Seriously, it is tempest in a teapot. Sure, it is defect that has to be fixed. But what exactly does not work because of this? You lose some templates copied to your home directory? If you need to edit these files,. you are supposed to know what you are doing and what content should be. You do not need existing dummies for this.

Besides, how often do you create new users?

1 Like

That was the same fix for Jia Tan’s “contribution” for the XZ Utils. (I was using TW at the time, so had to go thru that turmoil).

I read your bug submission, then I followed the link in Michael Vetter’s Comment. Read all comments and followed all the subsequent links.

All of this relates to a security risk fix. Let’s hope it’s not another Jia Tan at work.

Hello @arvidjaar ,

Yes! The CVE fix will be lost. I had NO idea what the CVE fix fixed until a few minutes ago. I am simply letting folks know how to restore previous behavior should they need/want it.

I also agree that the loss of “some templates” is TRIVIAL! If needed, they can be manually copied.

And the reason I had not bothered to see what the fix fixes? The only time I EVER create a new user is to test something that might mess up the home directory of the user testing, that is to say I almost never create new users.

As for the temporary loss of the security fix:

Like most security patches, it closes a hypothetical hole rather than addressing an imminent threat. The CVE is designated as low priority by the folk working on it.

Hi @myswtest ,

I have no clue what you mean by “Jia Tan’s contribution” or the subsequent “turmoil”.

But I am all for avoiding turmoil :smile: !
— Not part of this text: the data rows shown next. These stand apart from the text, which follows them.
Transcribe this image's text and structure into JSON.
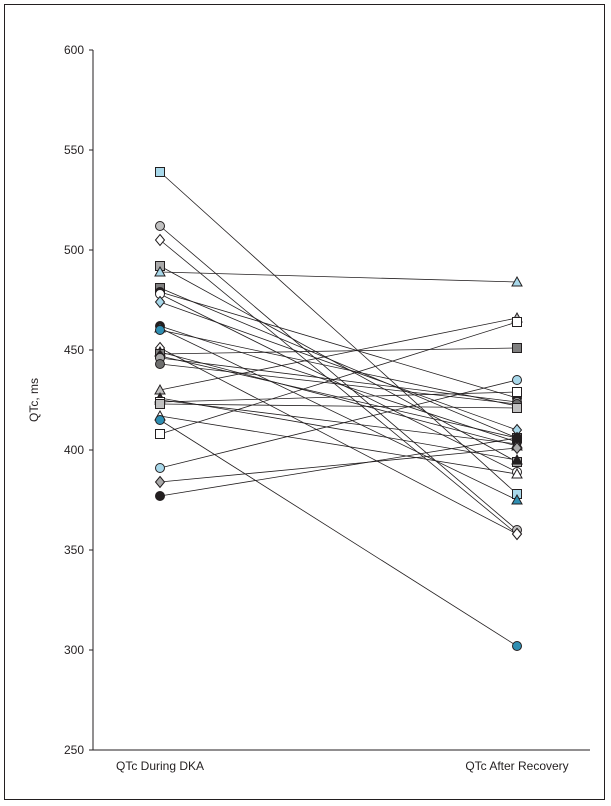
{
  "chart_data": {
    "type": "line",
    "categories": [
      "QTc During DKA",
      "QTc After Recovery"
    ],
    "ylabel": "QTc, ms",
    "ylim": [
      250,
      600
    ],
    "yticks": [
      250,
      300,
      350,
      400,
      450,
      500,
      550,
      600
    ],
    "grid": false,
    "legend": "none",
    "series": [
      {
        "values": [
          539,
          378
        ],
        "marker": "square",
        "color": "#a8d8ea"
      },
      {
        "values": [
          512,
          360
        ],
        "marker": "circle",
        "color": "#c0c0c0"
      },
      {
        "values": [
          505,
          358
        ],
        "marker": "diamond",
        "color": "#ffffff"
      },
      {
        "values": [
          492,
          394
        ],
        "marker": "square",
        "color": "#a9a9a9"
      },
      {
        "values": [
          489,
          484
        ],
        "marker": "triangle",
        "color": "#a8d8ea"
      },
      {
        "values": [
          481,
          406
        ],
        "marker": "square",
        "color": "#7f7f7f"
      },
      {
        "values": [
          479,
          426
        ],
        "marker": "circle",
        "color": "#231f20"
      },
      {
        "values": [
          478,
          389
        ],
        "marker": "circle",
        "color": "#ffffff"
      },
      {
        "values": [
          474,
          410
        ],
        "marker": "diamond",
        "color": "#a8d8ea"
      },
      {
        "values": [
          462,
          404
        ],
        "marker": "circle",
        "color": "#231f20"
      },
      {
        "values": [
          461,
          375
        ],
        "marker": "triangle",
        "color": "#2f8fb3"
      },
      {
        "values": [
          460,
          422
        ],
        "marker": "circle",
        "color": "#2f8fb3"
      },
      {
        "values": [
          451,
          358
        ],
        "marker": "diamond",
        "color": "#ffffff"
      },
      {
        "values": [
          449,
          402
        ],
        "marker": "triangle",
        "color": "#231f20"
      },
      {
        "values": [
          448,
          451
        ],
        "marker": "square",
        "color": "#7f7f7f"
      },
      {
        "values": [
          447,
          406
        ],
        "marker": "diamond",
        "color": "#231f20"
      },
      {
        "values": [
          446,
          424
        ],
        "marker": "circle",
        "color": "#a9a9a9"
      },
      {
        "values": [
          443,
          423
        ],
        "marker": "circle",
        "color": "#6e6e6e"
      },
      {
        "values": [
          430,
          466
        ],
        "marker": "triangle",
        "color": "#c0c0c0"
      },
      {
        "values": [
          426,
          395
        ],
        "marker": "triangle",
        "color": "#231f20"
      },
      {
        "values": [
          425,
          403
        ],
        "marker": "triangle",
        "color": "#6e6e6e"
      },
      {
        "values": [
          424,
          429
        ],
        "marker": "square",
        "color": "#ffffff"
      },
      {
        "values": [
          423,
          421
        ],
        "marker": "square",
        "color": "#c0c0c0"
      },
      {
        "values": [
          417,
          388
        ],
        "marker": "triangle",
        "color": "#ffffff"
      },
      {
        "values": [
          415,
          302
        ],
        "marker": "circle",
        "color": "#2f8fb3"
      },
      {
        "values": [
          408,
          464
        ],
        "marker": "square",
        "color": "#ffffff"
      },
      {
        "values": [
          391,
          435
        ],
        "marker": "circle",
        "color": "#a8d8ea"
      },
      {
        "values": [
          384,
          401
        ],
        "marker": "diamond",
        "color": "#a9a9a9"
      },
      {
        "values": [
          377,
          406
        ],
        "marker": "circle",
        "color": "#231f20"
      }
    ]
  }
}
So, it works on TW - I wonder what version of shadow it uses. Did this issue get fixed for TW [only] ?

Hi @aggie ,

Tumbleweed uses shadow 4.16.0-2.1. I don’t know whether the security issue addressed by “4.8.1-150600.17.3.1” applies to the newer version of shadow or not.

You never heard of it @oxwrongagain ? It was a stressful event. Google it :slight_smile:

If you’re bored, here’s one thread over in the TW forum - some of us showed possibly vulnerable (one reason I quit using TW):

This is one of my posts in there, showing the timeline of vulnerability:

WOW!

I really do live under a rock!

Found a nice little article on wired:

I don’t think the CVE for shadow referenced in this thread is for anything like that … designated as low priority by the folks working it.

Recently, I have been looking for reasons to be less concerned about security. My efforts have only led me to higher levels of paranoia :slight_smile: .

1 Like

Fixed in shadow-4.8.1-150600.17.6.1

From zypper:

S  | Name   | Type       | Version             | Arch   | Repository
---+--------+------------+---------------------+--------+------------------
i+ | shadow | package    | 4.8.1-150600.17.6.1 | x86_64 | update-sle (15.6)
   | shadow | srcpackage | 4.8.1-150600.17.6.1 | noarch | update-sle (15.6)

This topic was automatically closed 30 days after the last reply. New replies are no longer allowed.